Currently, I am storing all
x,y values and computing the parameters
a,b,n using black-box optimization to minimize the least-squares error. (I currently use
scipy.optimize.curve_fit, a standard optimizer that can minimize an arbitrary objective function. In my case, the objective function is the total least-squares error.).
When new data points come along, I re-calculate the parameters with the old+new data, i.e. I append the new data to the old tuple of
x,y values and get the new parameters.
Is there a way to update the parameters of the model without storing all of the previous old data points, once the initial parameters are obtained from the previous data points? I am looking for some kind of on-line algorithm to tackle the problem, but have no clue how to go about it.
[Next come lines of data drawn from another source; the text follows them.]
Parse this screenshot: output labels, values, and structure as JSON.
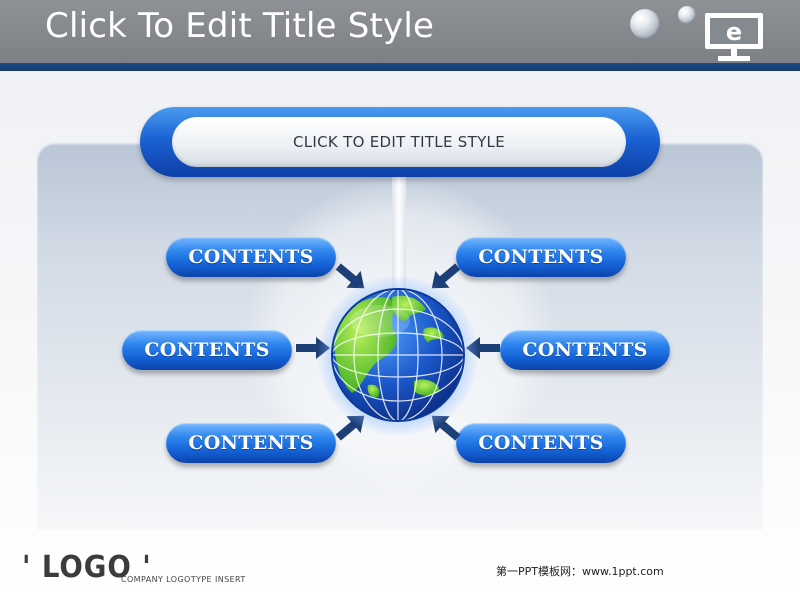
{
  "header": {
    "title": "Click To Edit Title Style",
    "icons": [
      "bubble-icon",
      "bubble-icon",
      "monitor-e-icon"
    ],
    "monitor_letter": "e"
  },
  "diagram": {
    "center_title": "CLICK TO EDIT TITLE STYLE",
    "center_icon": "globe-icon",
    "contents": [
      {
        "label": "CONTENTS",
        "position": "top-left"
      },
      {
        "label": "CONTENTS",
        "position": "top-right"
      },
      {
        "label": "CONTENTS",
        "position": "middle-left"
      },
      {
        "label": "CONTENTS",
        "position": "middle-right"
      },
      {
        "label": "CONTENTS",
        "position": "bottom-left"
      },
      {
        "label": "CONTENTS",
        "position": "bottom-right"
      }
    ]
  },
  "footer": {
    "logo": "' LOGO '",
    "logo_subtitle": "COMPANY LOGOTYPE INSERT",
    "credit": "第一PPT模板网：www.1ppt.com"
  },
  "colors": {
    "header_bg": "#858990",
    "stripe": "#1c4580",
    "pill_blue": "#1b62d4",
    "arrow": "#1d3f78",
    "globe_ocean": "#1a56c8",
    "globe_land": "#7fd43a"
  }
}
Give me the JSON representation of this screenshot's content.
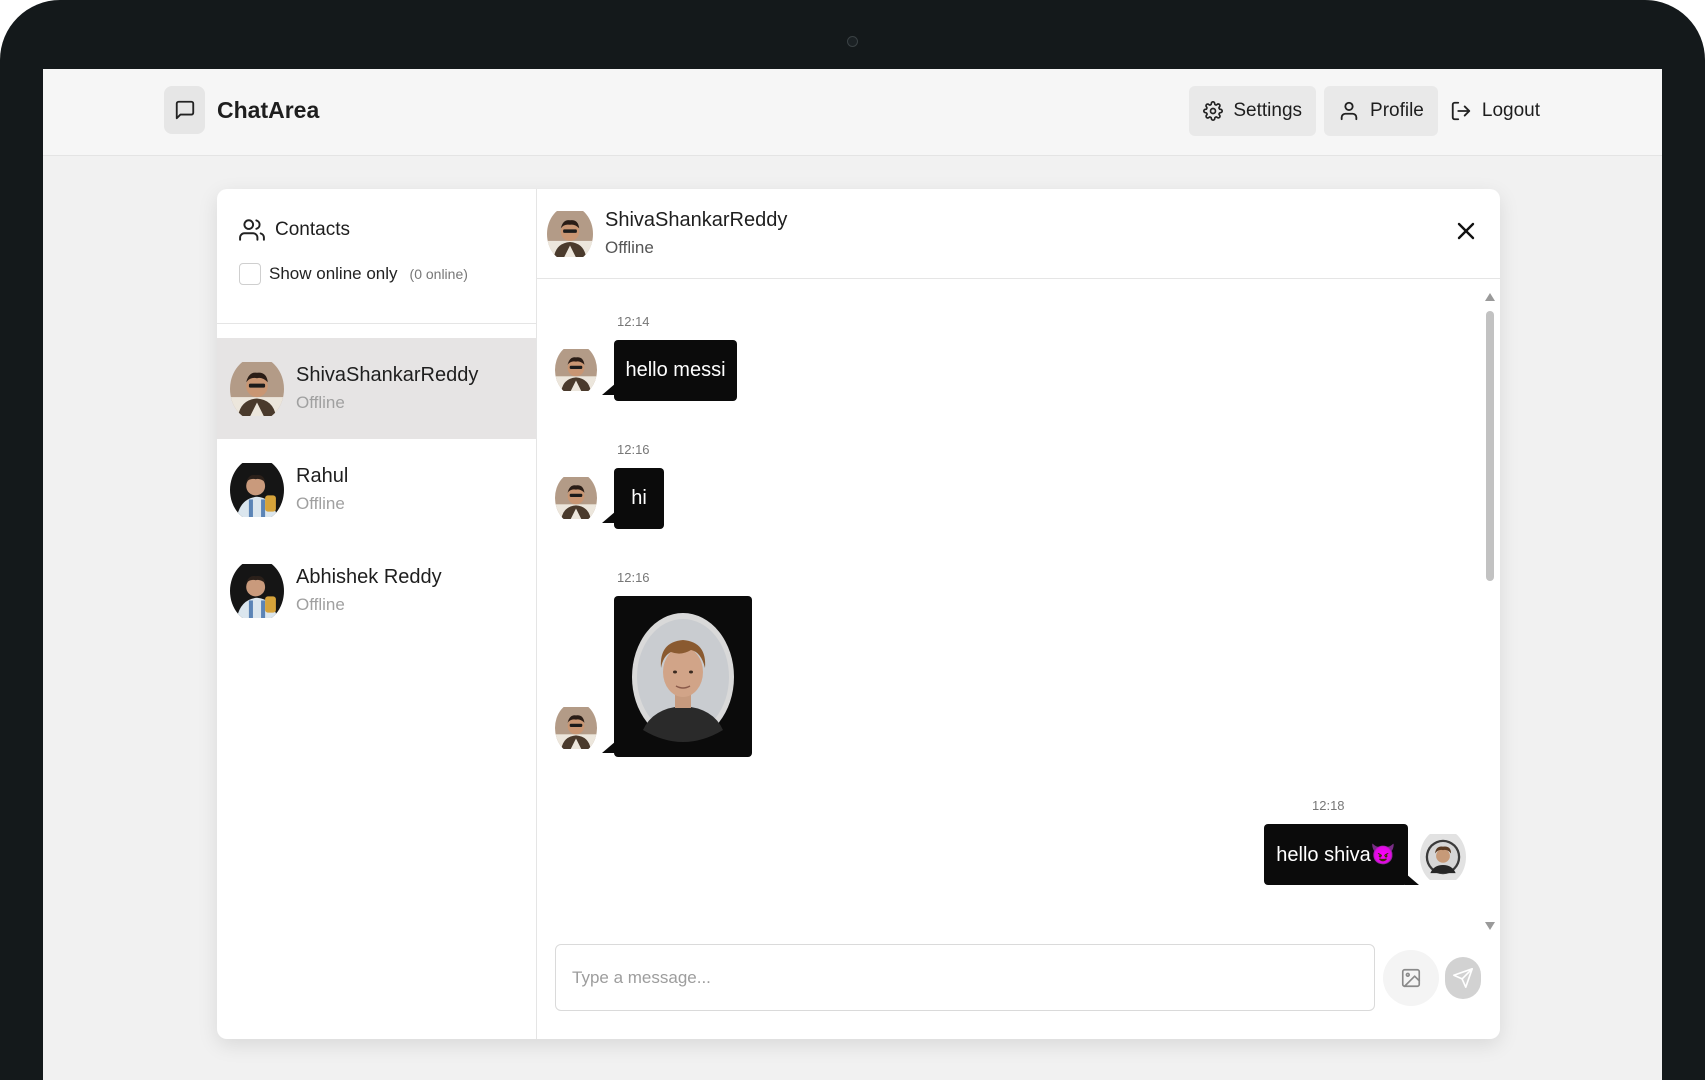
{
  "app": {
    "brand": "ChatArea"
  },
  "nav": {
    "settings": "Settings",
    "profile": "Profile",
    "logout": "Logout"
  },
  "sidebar": {
    "title": "Contacts",
    "filter_label": "Show online only",
    "online_count": "(0 online)",
    "contacts": [
      {
        "name": "ShivaShankarReddy",
        "status": "Offline"
      },
      {
        "name": "Rahul",
        "status": "Offline"
      },
      {
        "name": "Abhishek Reddy",
        "status": "Offline"
      }
    ]
  },
  "chat": {
    "name": "ShivaShankarReddy",
    "status": "Offline",
    "messages": [
      {
        "time": "12:14",
        "text": "hello messi"
      },
      {
        "time": "12:16",
        "text": "hi"
      },
      {
        "time": "12:16"
      },
      {
        "time": "12:18",
        "text": "hello shiva😈"
      }
    ]
  },
  "composer": {
    "placeholder": "Type a message..."
  }
}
I read a blog-post that shows how do this for polynomial regression, but as the power of
x which is
n is a parameter to the model, I have no idea how to extend the approach to my specific function.
I am looking for a solution like so: I fit the curve to the first 1000 data points and have my parameters. Next, I discard some or all of the old data. Then, when I see the 1001st point I simply update my parameters and plot the curve again and so on for every new data point.